Deu certo, segundo o relato de Andrew Cockburn para a "National Geographic": "Como plantas desabrochando depois de um incêndio na mata, os somalis deram um jeito de sobreviver e construir por conta própria, em certos aspectos com mais êxito do que países em desenvolvimento que estão na fila da ajuda e da assistência internacional". Ou seja, desde que há sete anos deixou de ter qualquer forma aparente de governo, a Somália continuou devastada por todas pragas, menos as que o governo mandava.
Isso quer dizer, segundo a reportagem, que em Hargeysa, originalmente um campo de refugiados da Somalilândia, uma família nativa conseguiu levar água encanada a todos os moradores. Investiu no fornecimento uma ninharia e ganha com a exploração 20 dólares por semana. Voando mais alto, o empresário Abdirizak Ido bancou a Nationlink, uma das vinte empresas telefônicas da Somália, todas funcionando num sistema informal mais competitivo.Com Ido, em Mogadíscio uma linha telefônica chega à casa do freguês no máximo oito horas depois da inscrição e custa 10 dólares por mês. Celular é ligado na hora. As chamadas locais são gratuitas. As tarifas para ligações internacionais começam em 60 centavos de dólar por minuto, mesmo quando saiam de lugarejos no meio do deserto, onde o telefone passa por rádios de ondas curtas. Foi difícil? "Passamos por momentos de aperto", responde Ido,"mas era pior quando tínhamos um governo. Quando não há governo, existe oportunidade". E os processos de privatização dispensam propina, ele poderia acrescentar.

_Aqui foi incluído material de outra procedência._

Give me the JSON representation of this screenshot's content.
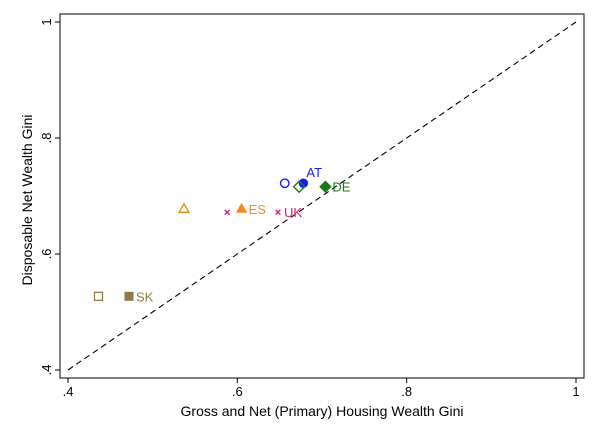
{
  "chart_data": {
    "type": "scatter",
    "title": "",
    "xlabel": "Gross and Net (Primary) Housing Wealth Gini",
    "ylabel": "Disposable Net Wealth Gini",
    "xlim": [
      0.4,
      1.0
    ],
    "ylim": [
      0.4,
      1.0
    ],
    "xticks": [
      {
        "value": 0.4,
        "label": ".4"
      },
      {
        "value": 0.6,
        "label": ".6"
      },
      {
        "value": 0.8,
        "label": ".8"
      },
      {
        "value": 1.0,
        "label": "1"
      }
    ],
    "yticks": [
      {
        "value": 0.4,
        "label": ".4"
      },
      {
        "value": 0.6,
        "label": ".6"
      },
      {
        "value": 0.8,
        "label": ".8"
      },
      {
        "value": 1.0,
        "label": "1"
      }
    ],
    "grid": false,
    "reference_line": {
      "type": "45-degree",
      "from": [
        0.4,
        0.4
      ],
      "to": [
        1.0,
        1.0
      ],
      "style": "dashed"
    },
    "series": [
      {
        "name": "AT",
        "color": "#1a1aff",
        "gross": {
          "x": 0.656,
          "y": 0.722,
          "marker": "circle-open"
        },
        "net": {
          "x": 0.678,
          "y": 0.722,
          "marker": "circle-filled"
        },
        "label": "AT"
      },
      {
        "name": "DE",
        "color": "#1a7a1a",
        "gross": {
          "x": 0.673,
          "y": 0.716,
          "marker": "diamond-open"
        },
        "net": {
          "x": 0.704,
          "y": 0.716,
          "marker": "diamond-filled"
        },
        "label": "DE"
      },
      {
        "name": "ES",
        "color": "#f28c1a",
        "gross": {
          "x": 0.537,
          "y": 0.678,
          "marker": "triangle-open"
        },
        "net": {
          "x": 0.605,
          "y": 0.678,
          "marker": "triangle-filled"
        },
        "label": "ES"
      },
      {
        "name": "UK",
        "color": "#e0197a",
        "gross": {
          "x": 0.588,
          "y": 0.672,
          "marker": "x-small"
        },
        "net": {
          "x": 0.648,
          "y": 0.672,
          "marker": "x-small"
        },
        "label": "UK"
      },
      {
        "name": "SK",
        "color": "#8c7a40",
        "gross": {
          "x": 0.436,
          "y": 0.527,
          "marker": "square-open"
        },
        "net": {
          "x": 0.472,
          "y": 0.527,
          "marker": "square-filled"
        },
        "label": "SK"
      }
    ]
  }
}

Com os serviços telefônicos à frente, diz a revista, "outros negócios estão florescendo em Mogadíscio e outros lugares. Gaalkacyo, um povoado no deserto central, tem luzes de rua, graças a Abdirizak Osman, um empresário local" que, de quebra, fornece eletricidade de graça para o único hospital da cidade. Abdul Dini, um sócio de Ido, abriu uma fábrica de espaguete, outra de plástico, uma engarrafadora de água mineral e uma panificadora. E há duas estações de TV a cabo disputando atualmente a audiência de Mogadíscio com uma programação que inclui cópias piratas de produções americanas poucas semanas depois do lançamento nos Estados Unidos.
Mas milagrosa mesma é a rede internacional para remessa de dinheiro, ligando à terra natal mais de um milhão de emigrantes somalianos por uma teia de relações pessoais, tribais ou familiares. Por ela, qualquer quantia que um somali entregue a seu cambista de confiança no interior dos Estados Unidos chega em menos 24 horas ao bolso do destinatário no meio do deserto.Mais de 700 milhões de dólares entram por ano no país sem que a banca internacional veja a cor dessa notas. E é esse dinheiro que mantém o fôlego do país.
Depois de tantos anos de esquecimento, ainda há na Somália quem tenha saudades de um governo mais ou menos organizado, o que dificilmente acontecerá sem intervenção estrangeira. Mas o repórter da "National Geographic" saiu de lá convencido de que, pela história recente, os "somalis se viram melhor se forem deixados por sua própria conta". O que é um consolo e uma esperança para os eleitores do Rio de Janeiro, numa campanha eleitoral em que o elenco de candidaturas parece escolhido a dedo para consolidar nas urnas a decadência política do estado. Se viver entre bandos armados e governos desfeitos não é o fim do mundo, como nos ensina a Somália, é provável que nada seja o fim do mundo.